In the latter part of the 19th century, middle-class Blacks called themselves leaders and were so considered by whites, which arguably, is still true. Middle-class Blacks are still principal beneficiaries of Black leaders’ agendas that more often than not, fail to give proper weight to poorer Blacks. Unless and until the diverse interests of all African Americans are addressed, their plight will likely stay the same. For Blacks, the political and economic implications of unequal public education, housing, employment, etc., are as ominous as ever. Therefore, it is imperative that African American leadership unifies around principles and operational priorities that actually address the needs of Black people, especially given today’s ever increasing challenges.
Among others, Dr. Cornel West’s thoughts on leadership are instructive in developing a new African American leadership paradigm- his controversial meanderings with Tavis Smiley, notwithstanding.
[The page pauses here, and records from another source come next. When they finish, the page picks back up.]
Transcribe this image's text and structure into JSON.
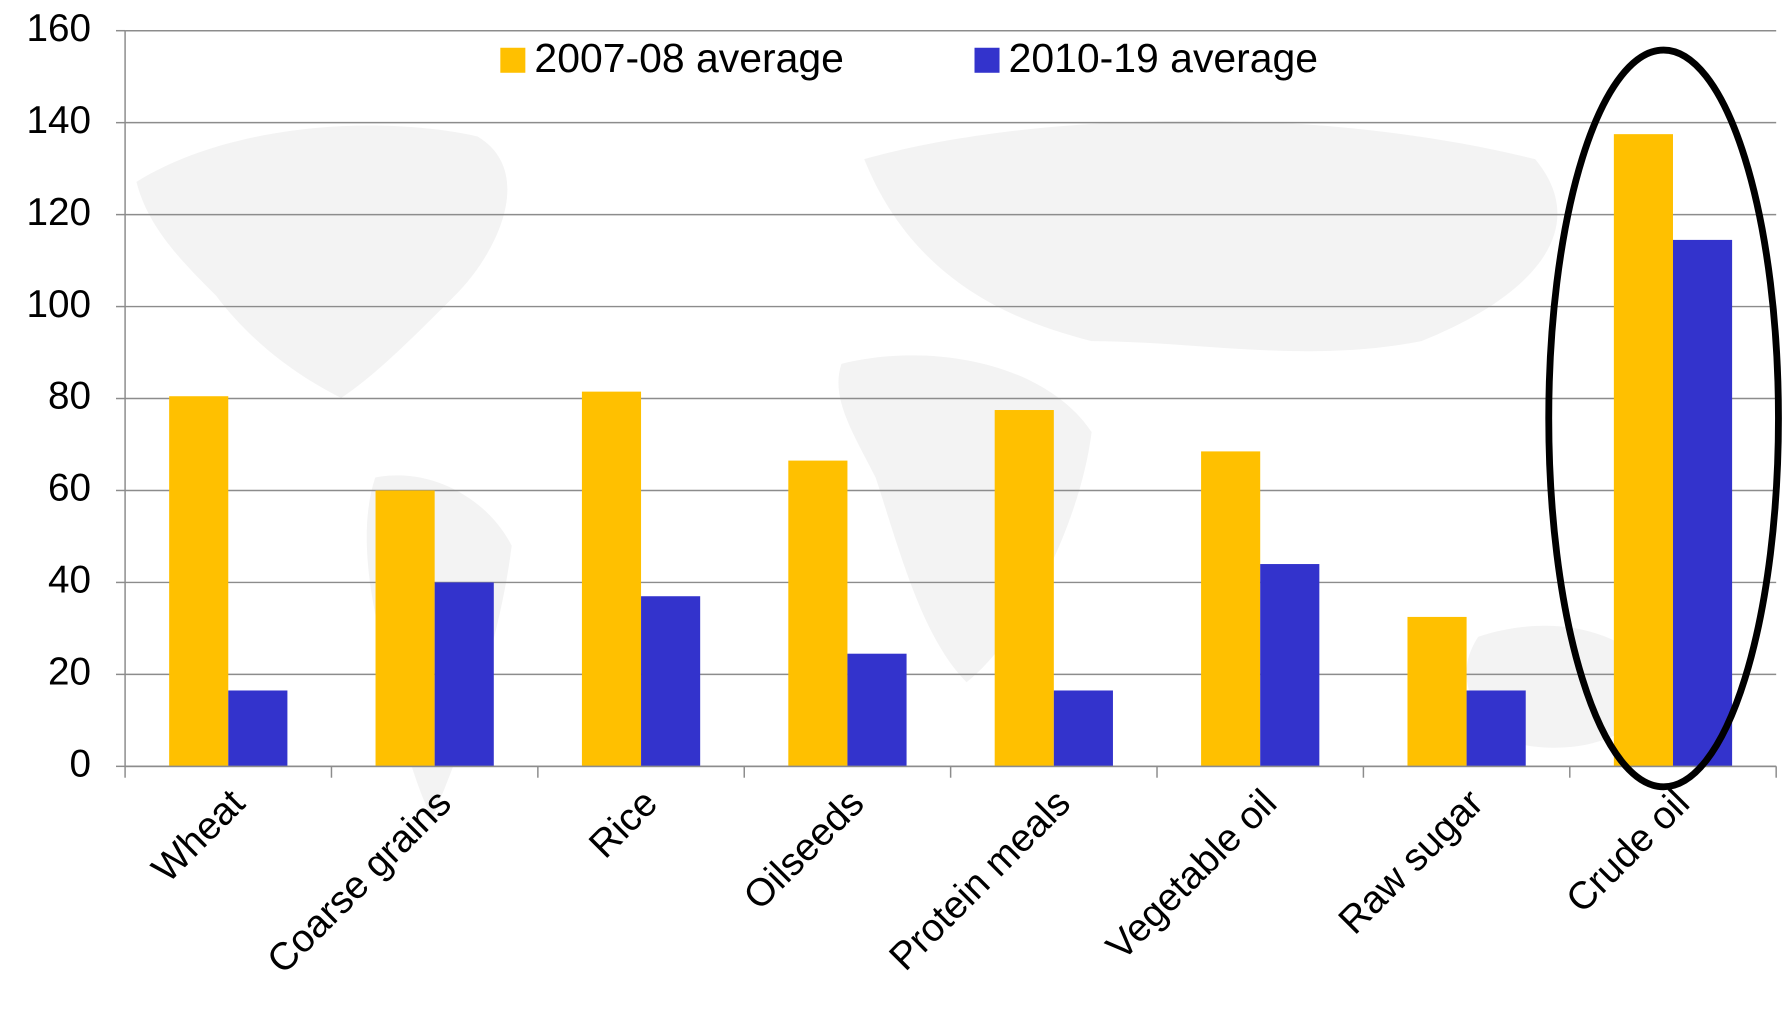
{
  "chart_data": {
    "type": "bar",
    "categories": [
      "Wheat",
      "Coarse grains",
      "Rice",
      "Oilseeds",
      "Protein meals",
      "Vegetable oil",
      "Raw sugar",
      "Crude oil"
    ],
    "series": [
      {
        "name": "2007-08 average",
        "color": "#ffc000",
        "values": [
          80.5,
          60,
          81.5,
          66.5,
          77.5,
          68.5,
          32.5,
          137.5
        ]
      },
      {
        "name": "2010-19 average",
        "color": "#3333cc",
        "values": [
          16.5,
          40,
          37,
          24.5,
          16.5,
          44,
          16.5,
          114.5
        ]
      }
    ],
    "ylim": [
      0,
      160
    ],
    "yticks": [
      0,
      20,
      40,
      60,
      80,
      100,
      120,
      140,
      160
    ],
    "grid": true,
    "legend": "top"
  }
}
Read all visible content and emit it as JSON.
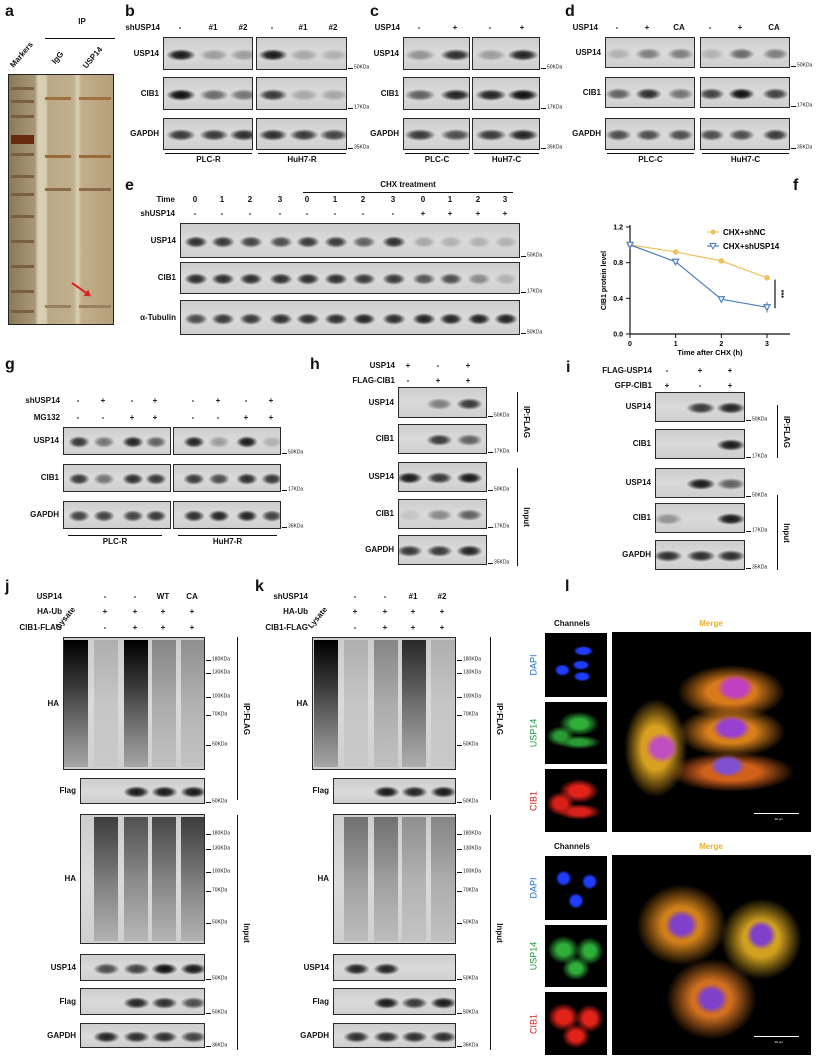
{
  "panels": {
    "a": {
      "letter": "a",
      "ip_label": "IP",
      "lane_labels": [
        "Markers",
        "IgG",
        "USP14"
      ],
      "arrow_color": "#e02020"
    },
    "b": {
      "letter": "b",
      "conditions": [
        {
          "label": "shUSP14",
          "values": [
            "-",
            "#1",
            "#2",
            "-",
            "#1",
            "#2"
          ]
        }
      ],
      "rows": [
        {
          "label": "USP14",
          "marker": "50KDa",
          "bands": [
            0.95,
            0.3,
            0.3,
            0.95,
            0.25,
            0.2
          ]
        },
        {
          "label": "CIB1",
          "marker": "17KDa",
          "bands": [
            1,
            0.55,
            0.5,
            0.8,
            0.25,
            0.25
          ]
        },
        {
          "label": "GAPDH",
          "marker": "35KDa",
          "bands": [
            0.8,
            0.8,
            0.85,
            0.85,
            0.8,
            0.75
          ]
        }
      ],
      "groups": [
        "PLC-R",
        "HuH7-R"
      ]
    },
    "c": {
      "letter": "c",
      "conditions": [
        {
          "label": "USP14",
          "values": [
            "-",
            "+",
            "-",
            "+"
          ]
        }
      ],
      "rows": [
        {
          "label": "USP14",
          "marker": "50KDa",
          "bands": [
            0.35,
            0.85,
            0.3,
            0.9
          ]
        },
        {
          "label": "CIB1",
          "marker": "17KDa",
          "bands": [
            0.6,
            0.9,
            0.9,
            1
          ]
        },
        {
          "label": "GAPDH",
          "marker": "35KDa",
          "bands": [
            0.8,
            0.7,
            0.8,
            0.9
          ]
        }
      ],
      "groups": [
        "PLC-C",
        "HuH7-C"
      ]
    },
    "d": {
      "letter": "d",
      "conditions": [
        {
          "label": "USP14",
          "values": [
            "-",
            "+",
            "CA",
            "-",
            "+",
            "CA"
          ]
        }
      ],
      "rows": [
        {
          "label": "USP14",
          "marker": "50KDa",
          "bands": [
            0.2,
            0.45,
            0.45,
            0.2,
            0.55,
            0.45
          ]
        },
        {
          "label": "CIB1",
          "marker": "17KDa",
          "bands": [
            0.6,
            0.85,
            0.5,
            0.75,
            1,
            0.75
          ]
        },
        {
          "label": "GAPDH",
          "marker": "35KDa",
          "bands": [
            0.7,
            0.7,
            0.7,
            0.7,
            0.7,
            0.8
          ]
        }
      ],
      "groups": [
        "PLC-C",
        "HuH7-C"
      ]
    },
    "e": {
      "letter": "e",
      "treatment_label": "CHX treatment",
      "conditions": [
        {
          "label": "Time",
          "values": [
            "0",
            "1",
            "2",
            "3",
            "0",
            "1",
            "2",
            "3",
            "0",
            "1",
            "2",
            "3"
          ]
        },
        {
          "label": "shUSP14",
          "values": [
            "-",
            "-",
            "-",
            "-",
            "-",
            "-",
            "-",
            "-",
            "+",
            "+",
            "+",
            "+"
          ]
        }
      ],
      "rows": [
        {
          "label": "USP14",
          "marker": "50KDa",
          "bands": [
            0.85,
            0.8,
            0.75,
            0.7,
            0.8,
            0.8,
            0.6,
            0.85,
            0.25,
            0.2,
            0.2,
            0.2
          ]
        },
        {
          "label": "CIB1",
          "marker": "17KDa",
          "bands": [
            0.85,
            0.85,
            0.85,
            0.85,
            0.85,
            0.85,
            0.8,
            0.8,
            0.65,
            0.7,
            0.4,
            0.2
          ]
        },
        {
          "label": "α-Tubulin",
          "marker": "50KDa",
          "bands": [
            0.7,
            0.8,
            0.8,
            0.85,
            0.85,
            0.85,
            0.9,
            0.85,
            0.9,
            0.9,
            0.9,
            0.9
          ]
        }
      ]
    },
    "f": {
      "letter": "f"
    },
    "g": {
      "letter": "g",
      "conditions": [
        {
          "label": "shUSP14",
          "values": [
            "-",
            "+",
            "-",
            "+",
            "-",
            "+",
            "-",
            "+"
          ]
        },
        {
          "label": "MG132",
          "values": [
            "-",
            "-",
            "+",
            "+",
            "-",
            "-",
            "+",
            "+"
          ]
        }
      ],
      "rows": [
        {
          "label": "USP14",
          "marker": "50KDa",
          "bands": [
            0.8,
            0.5,
            0.9,
            0.6,
            0.9,
            0.3,
            0.95,
            0.2
          ]
        },
        {
          "label": "CIB1",
          "marker": "17KDa",
          "bands": [
            0.8,
            0.5,
            0.85,
            0.8,
            0.8,
            0.7,
            0.85,
            0.8
          ]
        },
        {
          "label": "GAPDH",
          "marker": "35KDa",
          "bands": [
            0.75,
            0.75,
            0.75,
            0.8,
            0.85,
            0.9,
            0.9,
            0.75
          ]
        }
      ],
      "groups": [
        "PLC-R",
        "HuH7-R"
      ]
    },
    "h": {
      "letter": "h",
      "conditions": [
        {
          "label": "USP14",
          "values": [
            "+",
            "-",
            "+"
          ]
        },
        {
          "label": "FLAG-CIB1",
          "values": [
            "-",
            "+",
            "+"
          ]
        }
      ],
      "rows": [
        {
          "label": "USP14",
          "marker": "50KDa",
          "bands": [
            0,
            0.45,
            0.8
          ]
        },
        {
          "label": "CIB1",
          "marker": "17KDa",
          "bands": [
            0,
            0.8,
            0.6
          ]
        },
        {
          "label": "USP14",
          "marker": "50KDa",
          "bands": [
            0.95,
            0.8,
            0.95
          ]
        },
        {
          "label": "CIB1",
          "marker": "17KDa",
          "bands": [
            0.1,
            0.4,
            0.6
          ]
        },
        {
          "label": "GAPDH",
          "marker": "35KDa",
          "bands": [
            0.8,
            0.8,
            0.9
          ]
        }
      ],
      "side": [
        "IP:FLAG",
        "Input"
      ]
    },
    "i": {
      "letter": "i",
      "conditions": [
        {
          "label": "FLAG-USP14",
          "values": [
            "-",
            "+",
            "+"
          ]
        },
        {
          "label": "GFP-CIB1",
          "values": [
            "+",
            "-",
            "+"
          ]
        }
      ],
      "rows": [
        {
          "label": "USP14",
          "marker": "50KDa",
          "bands": [
            0,
            0.8,
            0.9
          ]
        },
        {
          "label": "CIB1",
          "marker": "17KDa",
          "bands": [
            0,
            0,
            0.95
          ]
        },
        {
          "label": "USP14",
          "marker": "50KDa",
          "bands": [
            0,
            0.95,
            0.6
          ]
        },
        {
          "label": "CIB1",
          "marker": "17KDa",
          "bands": [
            0.35,
            0,
            0.95
          ]
        },
        {
          "label": "GAPDH",
          "marker": "35KDa",
          "bands": [
            0.85,
            0.85,
            0.85
          ]
        }
      ],
      "side": [
        "IP:FLAG",
        "Input"
      ]
    },
    "j": {
      "letter": "j",
      "lysate_label": "Lysate",
      "conditions": [
        {
          "label": "USP14",
          "values": [
            "",
            "-",
            "-",
            "WT",
            "CA"
          ]
        },
        {
          "label": "HA-Ub",
          "values": [
            "",
            "+",
            "+",
            "+",
            "+"
          ]
        },
        {
          "label": "CIB1-FLAG",
          "values": [
            "",
            "-",
            "+",
            "+",
            "+"
          ]
        }
      ],
      "rows": [
        {
          "label": "HA",
          "smear": true,
          "markers": [
            "180KDa",
            "130KDa",
            "100KDa",
            "70KDa",
            "50KDa"
          ],
          "bands": [
            1,
            0.15,
            1,
            0.35,
            0.3
          ]
        },
        {
          "label": "Flag",
          "marker": "50KDa",
          "bands": [
            0,
            0.95,
            0.95,
            0.95
          ]
        },
        {
          "label": "HA",
          "smear": true,
          "markers": [
            "180KDa",
            "130KDa",
            "100KDa",
            "70KDa",
            "50KDa"
          ],
          "bands": [
            0.7,
            0.6,
            0.65,
            0.7
          ]
        },
        {
          "label": "USP14",
          "marker": "50KDa",
          "bands": [
            0.7,
            0.75,
            1,
            0.95
          ]
        },
        {
          "label": "Flag",
          "marker": "50KDa",
          "bands": [
            0,
            0.9,
            0.85,
            0.7
          ]
        },
        {
          "label": "GAPDH",
          "marker": "36KDa",
          "bands": [
            0.9,
            0.85,
            0.85,
            0.75
          ]
        }
      ],
      "side": [
        "IP:FLAG",
        "Input"
      ]
    },
    "k": {
      "letter": "k",
      "lysate_label": "Lysate",
      "conditions": [
        {
          "label": "shUSP14",
          "values": [
            "",
            "-",
            "-",
            "#1",
            "#2"
          ]
        },
        {
          "label": "HA-Ub",
          "values": [
            "",
            "+",
            "+",
            "+",
            "+"
          ]
        },
        {
          "label": "CIB1-FLAG",
          "values": [
            "",
            "-",
            "+",
            "+",
            "+"
          ]
        }
      ],
      "rows": [
        {
          "label": "HA",
          "smear": true,
          "markers": [
            "180KDa",
            "130KDa",
            "100KDa",
            "70KDa",
            "50KDa"
          ],
          "bands": [
            1,
            0.15,
            0.35,
            0.8,
            0.15
          ]
        },
        {
          "label": "Flag",
          "marker": "50KDa",
          "bands": [
            0,
            0.95,
            0.9,
            0.95
          ]
        },
        {
          "label": "HA",
          "smear": true,
          "markers": [
            "180KDa",
            "130KDa",
            "100KDa",
            "70KDa",
            "50KDa"
          ],
          "bands": [
            0.45,
            0.45,
            0.3,
            0.35
          ]
        },
        {
          "label": "USP14",
          "marker": "50KDa",
          "bands": [
            0.9,
            0.9,
            0,
            0
          ]
        },
        {
          "label": "Flag",
          "marker": "50KDa",
          "bands": [
            0,
            0.95,
            0.8,
            0.95
          ]
        },
        {
          "label": "GAPDH",
          "marker": "36KDa",
          "bands": [
            0.85,
            0.85,
            0.85,
            0.85
          ]
        }
      ],
      "side": [
        "IP:FLAG",
        "Input"
      ]
    },
    "l": {
      "letter": "l",
      "channels_title": "Channels",
      "merge_title": "Merge",
      "channels": [
        {
          "label": "DAPI",
          "color": "#1f6fd0"
        },
        {
          "label": "USP14",
          "color": "#1a9a3a"
        },
        {
          "label": "CIB1",
          "color": "#d0201a"
        }
      ],
      "merge_color": "#f0b020",
      "scale_labels": [
        "20 μm",
        "20 μm"
      ]
    }
  },
  "chart_data": {
    "type": "line",
    "xlabel": "Time after CHX (h)",
    "ylabel": "CIB1 protein level",
    "x": [
      0,
      1,
      2,
      3
    ],
    "xticks": [
      "0",
      "1",
      "2",
      "3"
    ],
    "yticks": [
      "0.0",
      "0.4",
      "0.8",
      "1.2"
    ],
    "ylim": [
      0,
      1.2
    ],
    "legend_placement": "top-right",
    "series": [
      {
        "name": "CHX+shNC",
        "values": [
          1.0,
          0.92,
          0.82,
          0.63
        ],
        "errors": [
          0,
          0.01,
          0.01,
          0.02
        ],
        "color": "#f2c15c",
        "marker": "circle"
      },
      {
        "name": "CHX+shUSP14",
        "values": [
          1.0,
          0.81,
          0.39,
          0.3
        ],
        "errors": [
          0,
          0.02,
          0.02,
          0.06
        ],
        "color": "#4a7fc1",
        "marker": "triangle-down"
      }
    ],
    "annotation": "***"
  }
}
West emphasizes the need to approach leadership from a historical perspective with the “politics of conversion” as central to such leadership. He says, “Love and care must be supported by, and accountable to, grass roots organizations,” adding that politics of conversion confronts the “self-destructive and inhumane” actions of Black people.
West’s leadership models include Jesse Jackson’s presidential campaign. He describes Jackson as brilliant and charismatic, “…….but at the expense of programmatic follow-through.” The broad failure in Black leadership, for Cornel West, creates a vacuum filled by sensationalistic Blacks with even narrower vision. The crisis in Black leadership contributes to political cynicism among Blacks, which is already promoted by America’s culture; he asserts, “Unless and until political priorities are determined by Blacks themselves, others without primary interests in African Americans will continue to chart their course.”
Blacks’ indiscriminate loyalty to the Democratic Party is not in their best interest but can only be debunked by a unified, more discerning Black leadership and better informed, politically involved Black community. Operating strategically from positions of strength is also necessary to effectively collaborate with other groups and essential for offsetting steadily changing demographics that have decreased Black’s political influence in urban areas throughout the nation.
How many of us are sufficiently dissatisfied, or otherwise motivated, to actually get involved in increasing Black leaderships’ effectiveness to ensure the future of the Black community itself?